Io torno a immergermi nella prima mattina e scelgo scientemente di non nuocere a me stesso. La compagnia, d’altronde, è quella di Amelia Warner la quale, con solo voce e solo piano, riesce ad incantare nel freddo della caligine dell’alba. Il suo pseudonimo Slow Moving Millie lascia trapelare qualcosa ma non troppo. D’altronde la sua resa acustica dei classici synth-pop degli anni 80 non può passare inosservata ed è notizia di qualche settimana fa che una delle più grandi catene commerciali britanniche utilizzerà la smithiana “Please, Please, Please, Let Me Get What I Want”, riproposta dalla candida voce di Amelia, per i propri spot natalizi. Figlia d’arte (il padre, Alun Lewis, è un attore di vecchia fama), Slow Moving Mollie può risultare statica, poco propositiva. Ma è in tempi come questi che si torna a metodi di stampo conservatore. O no ? La tesi è confermata dai noiosissimi ma seguitissimi Worship. Piacciono. Non a noi. Ma piacciono. Non gliene faccio una colpa se il loro singolo “House Of Glass” (buon rock, buon packaging) ha venduto a tal punto da lasciar presagire un roseo futuro per il quartetto di Reading. Buon per loro. Perché piacciono. Non a noi. Ma piacciono.

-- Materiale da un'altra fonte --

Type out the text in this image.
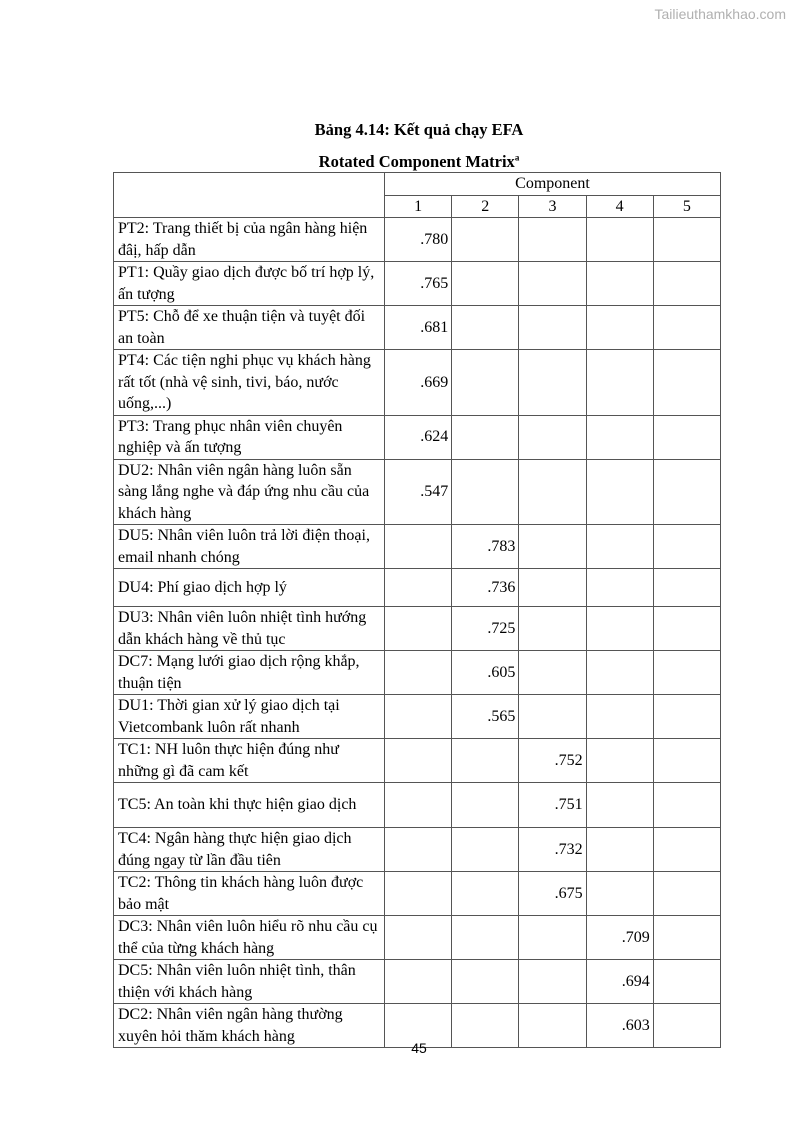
Tailieuthamkhao.com
Bảng 4.14: Kết quả chạy EFA
Rotated Component Matrix$^a$
	Component				
	1	2	3	4	5
PT2: Trang thiết bị của ngân hàng hiện đâị, hấp dẫn	.780				
PT1: Quầy giao dịch được bố trí hợp lý, ấn tượng	.765				
PT5: Chỗ để xe thuận tiện và tuyệt đối an toàn	.681				
PT4: Các tiện nghi phục vụ khách hàng rất tốt (nhà vệ sinh, tivi, báo, nước uống,...)	.669				
PT3: Trang phục nhân viên chuyên nghiệp và ấn tượng	.624				
DU2: Nhân viên ngân hàng luôn sẵn sàng lắng nghe và đáp ứng nhu cầu của khách hàng	.547				
DU5: Nhân viên luôn trả lời điện thoại, email nhanh chóng		.783			
DU4: Phí giao dịch hợp lý		.736			
DU3: Nhân viên luôn nhiệt tình hướng dẫn khách hàng về thủ tục		.725			
DC7: Mạng lưới giao dịch rộng khắp, thuận tiện		.605			
DU1: Thời gian xử lý giao dịch tại Vietcombank luôn rất nhanh		.565			
TC1: NH luôn thực hiện đúng như những gì đã cam kết			.752		
TC5: An toàn khi thực hiện giao dịch			.751		
TC4: Ngân hàng thực hiện giao dịch đúng ngay từ lần đầu tiên			.732		
TC2: Thông tin khách hàng luôn được bảo mật			.675		
DC3: Nhân viên luôn hiểu rõ nhu cầu cụ thể của từng khách hàng				.709	
DC5: Nhân viên luôn nhiệt tình, thân thiện với khách hàng				.694	
DC2: Nhân viên ngân hàng thường xuyên hỏi thăm khách hàng				.603	
45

Non è un caso se noi invece non vendiamo, se ci si ritrova seduti a guardare scoiattoli e volpi in una strada tra NW10 e NW2, se la notte passa senza che ce ne rendiamo conto. Se salutiamo lo spazzino e ci accorgiamo di consocerlo per nome. La compagnia, almeno quella, è invece eccellente. Siamo idealmente faccia a faccia con un duo di squilibrati: i 2 Bears. Belli da morire, infangano il brit pop con la purezza della house britannica vecchia maniera. Di nuovo gli anni 90, quindi, di nuovo quel sentore di deja-vu che attanaglia i cuori delle vecchie ragazze per stringerlo tra le nostalgie e le malinconiche serate in flanella e mollettoni. Gli ingredienti funzionano se si hanno più di 30 anni, mentre per tutti gli altri se ne sconsiglia l’ascolto. Discorso opposto per gli italianissimi Nosound dalla provincia inglese. Giancarlo Erra è un bravo ragazzo. Timido e gentile, non lascia che la sua leggerezza renda flebile una musica dai connotati che, al contrario, rimandano fortemente al primo David Sylvian e ad un progressive post-qualcosa che ben si addice ad un’epoca pre-recessiva. “The Northern Religion Of Things” è un album live nel vero senso della parola e racchiude in sé la cifra stilistica di Erra. Sbaglia chi non lo ascolta.
E’ tardi, ho sonno. Lascio che le note dei Daughter mi accompagnino lì dove faccio sempre più fatica ad arrivare. Spogliare la musica, darle la voce della giovanissima Tonra, lasciare che si dispieghi tra lo stereo e le lenzuola. Io le resisto. Volgo lo sguardo altrove e resisto. Il corpo è intorpidito, non sento più nulla. Ho sonno ma non dormo. Non dormo. Tre, due uno, tre, due, uno. Zero.